Les limites de la monoculture : un modèle en déclin

Pendant des décennies, la monoculture a été encouragée : produire sur une large échelle une seule variété, souvent destinée aux grandes industries agroalimentaires. Si ce modèle offre des économies d’échelle et une mécanisation simplifiée, il présente aussi des vulnérabilités importantes :

  • Appauvrissement des sols : la culture répétée d’une seule espèce épuise les nutriments spécifiques du sol, augmentant la dépendance aux engrais chimiques.
  • Fragilité face aux ravageurs : les monocultures attirent certains insectes ou maladies qui trouvent un environnement idéal pour se propager rapidement.
  • Impacts économiques : la spécialisation pousse parfois les exploitants vers une dépendance aux marchés volatils ou aux subventions publiques.

Face à ces problèmes, la diversification des cultures se présente comme une alternative prometteuse.

Qu’est-ce que la diversification des cultures ?

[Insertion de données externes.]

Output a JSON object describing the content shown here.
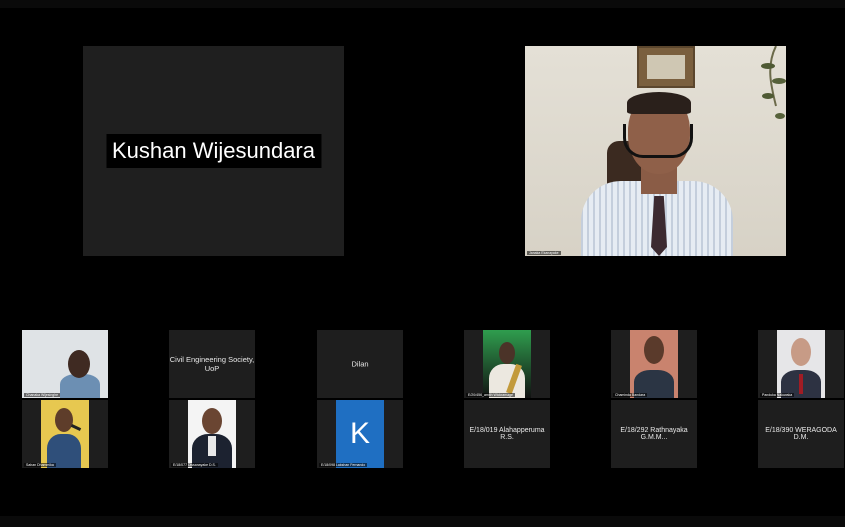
{
  "meeting": {
    "top_left_tile": {
      "name": "Kushan Wijesundara"
    },
    "top_right_tile": {
      "caption": "Janaka Ekanayake"
    },
    "grid": {
      "row1": [
        {
          "label": "Chanaka Wijesinghe",
          "type": "video"
        },
        {
          "label": "Civil Engineering Society, UoP",
          "type": "name"
        },
        {
          "label": "Dilan",
          "type": "name"
        },
        {
          "label": "E/20/456_amith Wickramage",
          "type": "video"
        },
        {
          "label": "Chaminda Bandara",
          "type": "video"
        },
        {
          "label": "Panduka Naluwaka",
          "type": "video"
        }
      ],
      "row2": [
        {
          "label": "Sahan Dhammika",
          "type": "video"
        },
        {
          "label": "E/18/077 Dissanayake D.S.",
          "type": "video"
        },
        {
          "label": "E/18/098 Lakshan Fernando",
          "type": "avatar",
          "initial": "K"
        },
        {
          "label": "E/18/019 Alahapperuma R.S.",
          "type": "name"
        },
        {
          "label": "E/18/292 Rathnayaka G.M.M...",
          "type": "name"
        },
        {
          "label": "E/18/390 WERAGODA D.M.",
          "type": "name"
        }
      ]
    }
  }
}
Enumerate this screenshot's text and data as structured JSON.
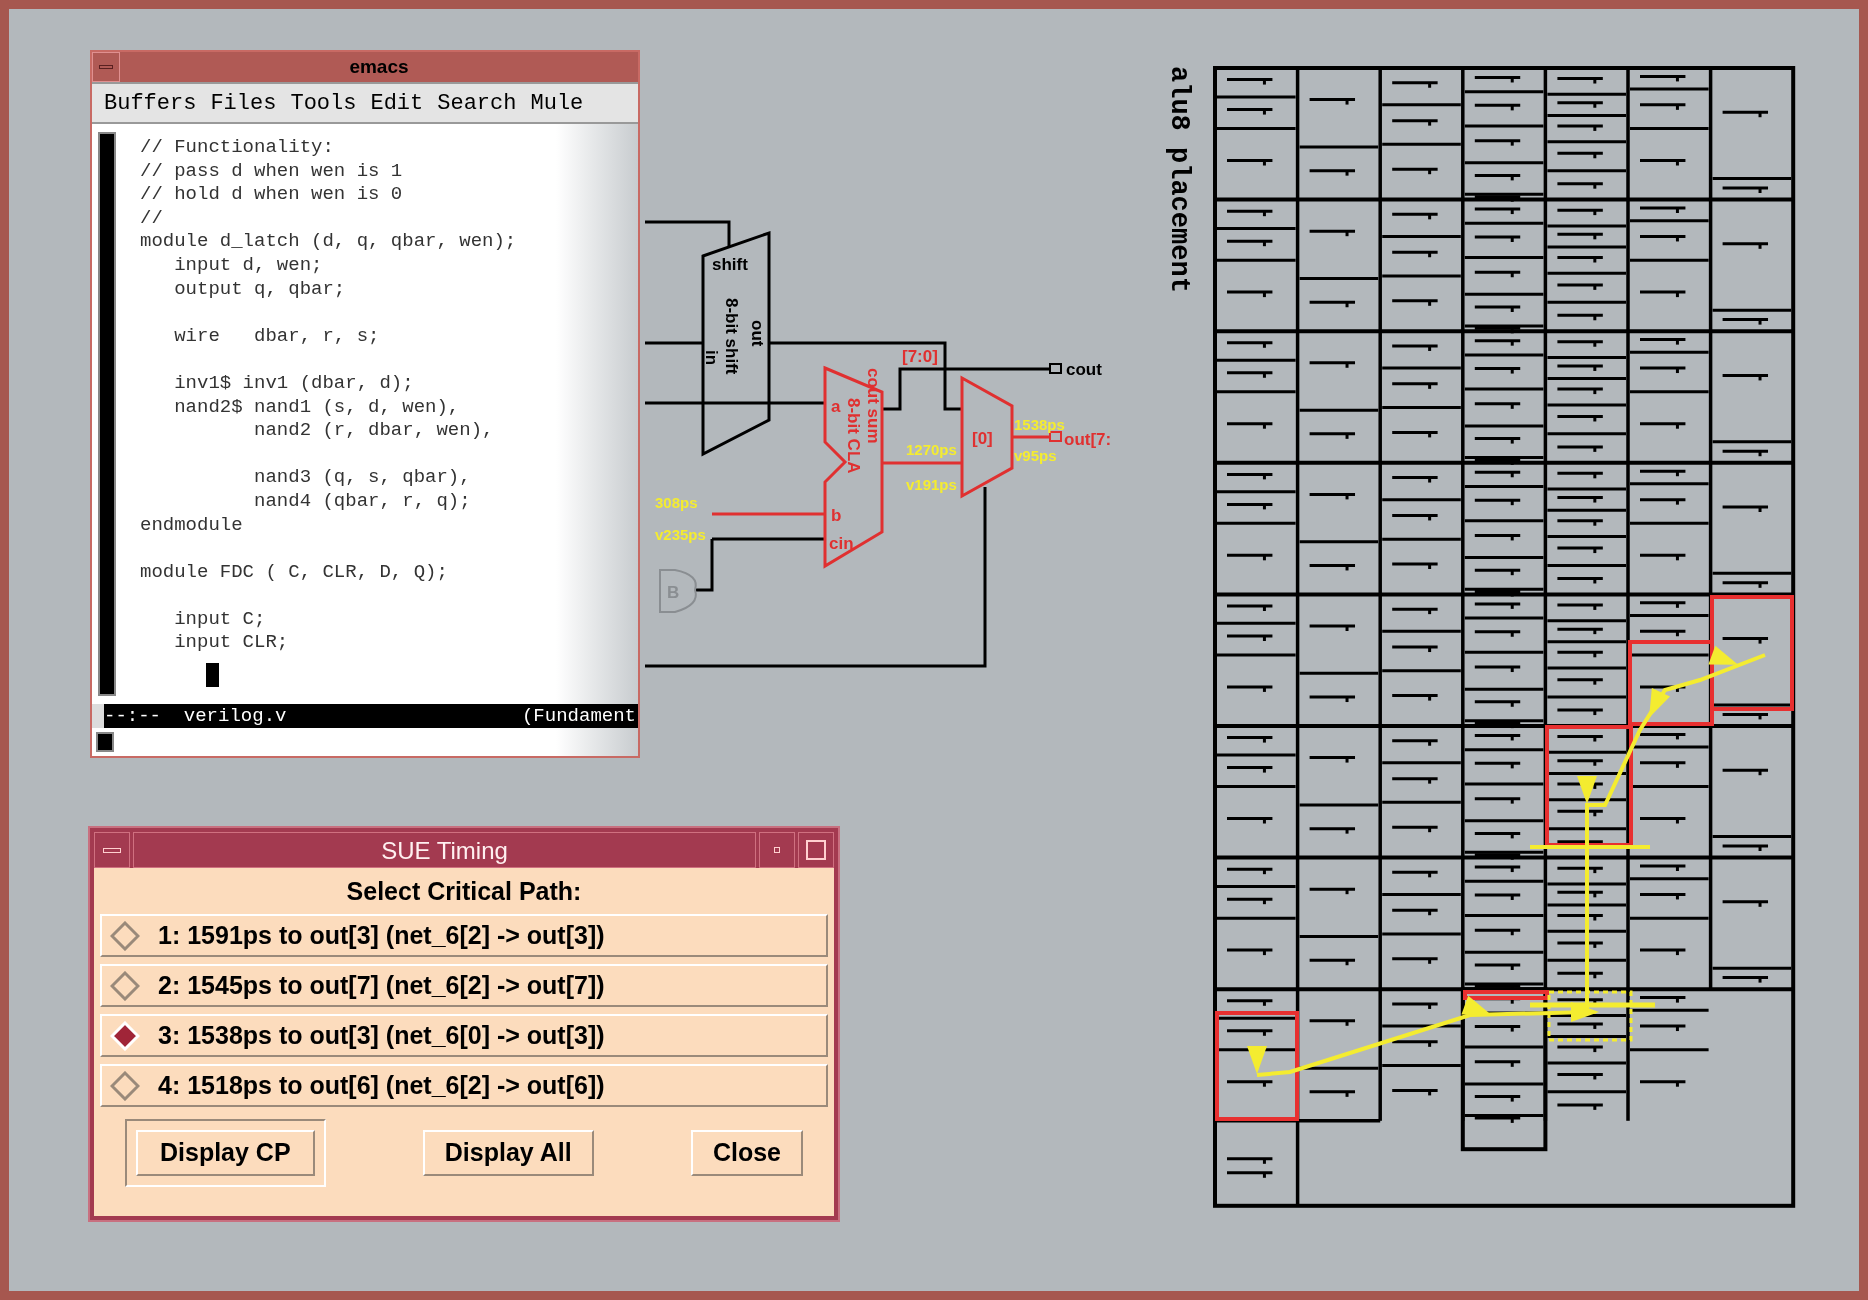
{
  "emacs": {
    "title": "emacs",
    "menu": [
      "Buffers",
      "Files",
      "Tools",
      "Edit",
      "Search",
      "Mule"
    ],
    "code": [
      {
        "text": "// Functionality:",
        "gap_before": false
      },
      {
        "text": "// pass d when wen is 1",
        "gap_before": false
      },
      {
        "text": "// hold d when wen is 0",
        "gap_before": false
      },
      {
        "text": "//",
        "gap_before": false
      },
      {
        "text": "module d_latch (d, q, qbar, wen);",
        "gap_before": false
      },
      {
        "text": "   input d, wen;",
        "gap_before": false
      },
      {
        "text": "   output q, qbar;",
        "gap_before": false
      },
      {
        "text": "   wire   dbar, r, s;",
        "gap_before": true
      },
      {
        "text": "   inv1$ inv1 (dbar, d);",
        "gap_before": true
      },
      {
        "text": "   nand2$ nand1 (s, d, wen),",
        "gap_before": false
      },
      {
        "text": "          nand2 (r, dbar, wen),",
        "gap_before": false
      },
      {
        "text": "          nand3 (q, s, qbar),",
        "gap_before": true
      },
      {
        "text": "          nand4 (qbar, r, q);",
        "gap_before": false
      },
      {
        "text": "endmodule",
        "gap_before": false
      },
      {
        "text": "module FDC ( C, CLR, D, Q);",
        "gap_before": true
      },
      {
        "text": "   input C;",
        "gap_before": true
      },
      {
        "text": "   input CLR;",
        "gap_before": false
      }
    ],
    "mode_line": {
      "left": "--:--  verilog.v",
      "right": "(Fundament"
    }
  },
  "schematic": {
    "labels": [
      {
        "text": "shift",
        "kind": "block"
      },
      {
        "text": "8-bit shift",
        "kind": "block"
      },
      {
        "text": "in",
        "kind": "block"
      },
      {
        "text": "out",
        "kind": "block"
      },
      {
        "text": "cout",
        "kind": "block"
      },
      {
        "text": "[7:0]",
        "kind": "path"
      },
      {
        "text": "a",
        "kind": "path"
      },
      {
        "text": "b",
        "kind": "path"
      },
      {
        "text": "cin",
        "kind": "path"
      },
      {
        "text": "cout sum",
        "kind": "path"
      },
      {
        "text": "8-bit CLA",
        "kind": "path"
      },
      {
        "text": "[0]",
        "kind": "path"
      },
      {
        "text": "out[7:",
        "kind": "path"
      },
      {
        "text": "1538ps",
        "kind": "delay"
      },
      {
        "text": "v95ps",
        "kind": "delay"
      },
      {
        "text": "1270ps",
        "kind": "delay"
      },
      {
        "text": "v191ps",
        "kind": "delay"
      },
      {
        "text": "308ps",
        "kind": "delay"
      },
      {
        "text": "v235ps",
        "kind": "delay"
      },
      {
        "text": "B",
        "kind": "faint"
      }
    ]
  },
  "timing_dialog": {
    "title": "SUE Timing",
    "heading": "Select Critical Path:",
    "options": [
      {
        "label": "1: 1591ps to out[3] (net_6[2] -> out[3])",
        "selected": false
      },
      {
        "label": "2: 1545ps to out[7] (net_6[2] -> out[7])",
        "selected": false
      },
      {
        "label": "3: 1538ps to out[3] (net_6[0] -> out[3])",
        "selected": true
      },
      {
        "label": "4: 1518ps to out[6] (net_6[2] -> out[6])",
        "selected": false
      }
    ],
    "buttons": [
      {
        "label": "Display CP",
        "focused": true
      },
      {
        "label": "Display All",
        "focused": false
      },
      {
        "label": "Close",
        "focused": false
      }
    ]
  },
  "placement": {
    "title": "alu8 placement"
  }
}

La diversification des cultures consiste à mélanger plusieurs espèces végétales sur une même parcelle ou au sein d’une exploitation. Les associations peuvent se faire de manière simultanée (sur une même année) ou successive (dans le cadre de la rotation des cultures). Cette pratique s’appuie sur des systèmes d’interactions biologiques qui reproduisent les dynamiques des écosystèmes naturels.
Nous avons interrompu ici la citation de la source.